İlk girişim olumsuz oldu. Almanya’da ürünün üzerinde ’Made in Turkey’ yazdığı için istemediler. Ben de Ortadoğu’ya döndüm. Ortadoğu’da geçen yıl 500 bin dolarlık, Avrupa’da ise 1 milyon euroluk Bioder sattık. Yurtdışında adımız Bioxet, üzerinde ‘Made in Turkey’ de yazıyor. Hollanda, Lüksemburg, Belçika ve Portekiz’de eczanelerde satıyoruz. Bu ay İspanya’ya gidecek.

2 milyar dolarlık pazar için selülit ve antiaging’e giriyor

* Yeni ürünleriniz de çıkacak deniliyor. Dermokozmetik alanında ilerlemeye devam mı?
Kozmetik pazarı Türkiye’de 2 milyar dolara yaklaştı. Bu rakam düşük ama büyüyor. Türkiye’deki kozmetik pazarının yüzde 70’i yabancı firmaların elinde. Türk firmalar ucuz ürün yapıyor. Dermokozmetik marka biz varız, başka yok. Yeni ürünler yakında çıkacak.

* Ne üzerine?
Selülit ve antiaging. Her ikisi için de denemeler yapıldı. İyi sonuçlar alındı. 2008’de bu ürünlerimiz de çıkacak. Ayrıca erkek kuaförlerine yönelik ürünler de çıkarmaya başlıyoruz.

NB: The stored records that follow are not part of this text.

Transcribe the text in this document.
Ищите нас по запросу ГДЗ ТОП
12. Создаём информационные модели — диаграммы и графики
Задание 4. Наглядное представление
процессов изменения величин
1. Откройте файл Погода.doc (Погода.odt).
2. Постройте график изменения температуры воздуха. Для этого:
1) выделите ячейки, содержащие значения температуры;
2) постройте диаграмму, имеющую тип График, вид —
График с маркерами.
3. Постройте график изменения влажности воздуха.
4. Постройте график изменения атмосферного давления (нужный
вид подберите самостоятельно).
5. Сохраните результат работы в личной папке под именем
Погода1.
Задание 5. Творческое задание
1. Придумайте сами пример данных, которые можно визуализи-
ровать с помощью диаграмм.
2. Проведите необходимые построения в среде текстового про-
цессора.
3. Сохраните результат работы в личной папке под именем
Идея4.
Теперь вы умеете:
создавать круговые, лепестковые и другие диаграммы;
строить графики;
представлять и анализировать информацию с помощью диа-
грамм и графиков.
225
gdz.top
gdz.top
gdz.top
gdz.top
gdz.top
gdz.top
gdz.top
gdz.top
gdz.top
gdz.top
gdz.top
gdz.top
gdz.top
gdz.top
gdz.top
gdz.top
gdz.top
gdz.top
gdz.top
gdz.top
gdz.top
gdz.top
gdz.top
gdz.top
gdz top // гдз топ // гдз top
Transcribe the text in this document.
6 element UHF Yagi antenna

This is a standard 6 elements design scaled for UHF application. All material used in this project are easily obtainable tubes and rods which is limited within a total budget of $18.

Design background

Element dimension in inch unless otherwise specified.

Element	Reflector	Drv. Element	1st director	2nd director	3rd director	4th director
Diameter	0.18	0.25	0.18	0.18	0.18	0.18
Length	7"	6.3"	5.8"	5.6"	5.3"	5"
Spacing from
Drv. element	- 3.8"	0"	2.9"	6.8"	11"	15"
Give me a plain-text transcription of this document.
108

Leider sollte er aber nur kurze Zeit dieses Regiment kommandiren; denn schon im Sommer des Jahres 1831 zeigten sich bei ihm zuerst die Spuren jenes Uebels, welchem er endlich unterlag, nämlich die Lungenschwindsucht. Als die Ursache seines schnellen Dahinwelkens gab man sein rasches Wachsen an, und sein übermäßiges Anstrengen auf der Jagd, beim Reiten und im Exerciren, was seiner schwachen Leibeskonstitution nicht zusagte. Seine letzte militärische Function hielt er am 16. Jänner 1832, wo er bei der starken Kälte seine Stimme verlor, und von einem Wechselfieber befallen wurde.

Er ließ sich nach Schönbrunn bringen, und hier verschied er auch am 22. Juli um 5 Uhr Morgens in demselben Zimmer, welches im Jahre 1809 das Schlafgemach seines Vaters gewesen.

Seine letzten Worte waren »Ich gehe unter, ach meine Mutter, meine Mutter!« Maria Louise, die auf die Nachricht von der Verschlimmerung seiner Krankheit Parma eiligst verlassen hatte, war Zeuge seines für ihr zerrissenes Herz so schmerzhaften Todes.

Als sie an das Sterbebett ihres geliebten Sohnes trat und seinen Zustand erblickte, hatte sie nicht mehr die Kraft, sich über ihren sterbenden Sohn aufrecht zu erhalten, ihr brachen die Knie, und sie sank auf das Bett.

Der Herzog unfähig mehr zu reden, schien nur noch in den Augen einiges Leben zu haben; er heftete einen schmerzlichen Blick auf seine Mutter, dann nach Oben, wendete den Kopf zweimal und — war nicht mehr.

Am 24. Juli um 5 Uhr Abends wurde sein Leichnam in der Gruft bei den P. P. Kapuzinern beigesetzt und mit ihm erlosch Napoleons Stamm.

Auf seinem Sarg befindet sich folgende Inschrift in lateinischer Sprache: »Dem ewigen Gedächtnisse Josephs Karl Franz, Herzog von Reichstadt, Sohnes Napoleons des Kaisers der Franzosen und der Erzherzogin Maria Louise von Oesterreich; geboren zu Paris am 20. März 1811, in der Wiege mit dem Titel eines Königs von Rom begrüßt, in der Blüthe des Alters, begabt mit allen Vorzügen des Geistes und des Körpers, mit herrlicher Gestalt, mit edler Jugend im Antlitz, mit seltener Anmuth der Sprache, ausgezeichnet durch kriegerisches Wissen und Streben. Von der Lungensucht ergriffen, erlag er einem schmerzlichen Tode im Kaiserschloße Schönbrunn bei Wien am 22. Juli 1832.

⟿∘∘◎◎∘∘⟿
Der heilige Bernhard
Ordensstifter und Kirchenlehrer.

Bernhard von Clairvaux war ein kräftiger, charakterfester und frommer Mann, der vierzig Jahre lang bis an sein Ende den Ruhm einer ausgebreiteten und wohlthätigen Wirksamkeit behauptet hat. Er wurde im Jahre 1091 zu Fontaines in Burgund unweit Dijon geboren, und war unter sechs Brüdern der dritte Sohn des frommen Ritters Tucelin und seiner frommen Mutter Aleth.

Patent almam, o zaman formülü açıklamam gerekir

* Neden patent almadınız?
Formüller patentle korunmuyor. Bugün patentle korursanız 10 yıl sonra patent açıklanıyor. O açıdan büyük içecek firmaları bile bir patente sahip değil, formül şirket içinde muhafaza ediliyor.

Hedefi: Bir Türk markasının
global olabileceğini göstermek


* Hedefiniz ne?
Bir Türk firmasının global marka olabileceğini göstermek istiyoruz. Bu benim için dava haline geldi. Bu konuda ciddi engeller var, en büyük engel ülkenin imajı. Kaliteli ürün çıkacağına inanmıyorlar Türkiye’den. Nereye gidersek gidelim Türkiye’den geldiğimizi öğrenince daha önce Türk tüccarlar tarafından kandırıldıkları için inanmıyorlar. Ayrıca Türkiye’den global marka çıkmadığı için ben iş yürütmekte de zorlanıyorum. Bu konuda tecrübeli personel bulmakta da zorlanıyorum.

Mali engelimiz, üretim engelimiz yok. Tek engel imajımız ve yetişmiş personel eksikliğimiz.
t Sizi yabancı bir şirket almak istemiyor mu?
Aracı kurumlar geliyor görüşmeye ama ben istemiyorum. Türk markası olarak bilinmek istiyorum.

EN ZOR GÜNÜM

Sağlık Bakanlığı’na 2002’de gittim. Bitkisel ürünlerle ilgili yönetmelik istedim. Bakanlık’ta yönetmelik vermediler ve beni Milli Kütüphane’ye gönderdiler. Resmi Gazete arşivinden yönetmeliği buldum. Neden geri kaldığımız ülke olarak ortada değil mi? O gün kötü bir gündü.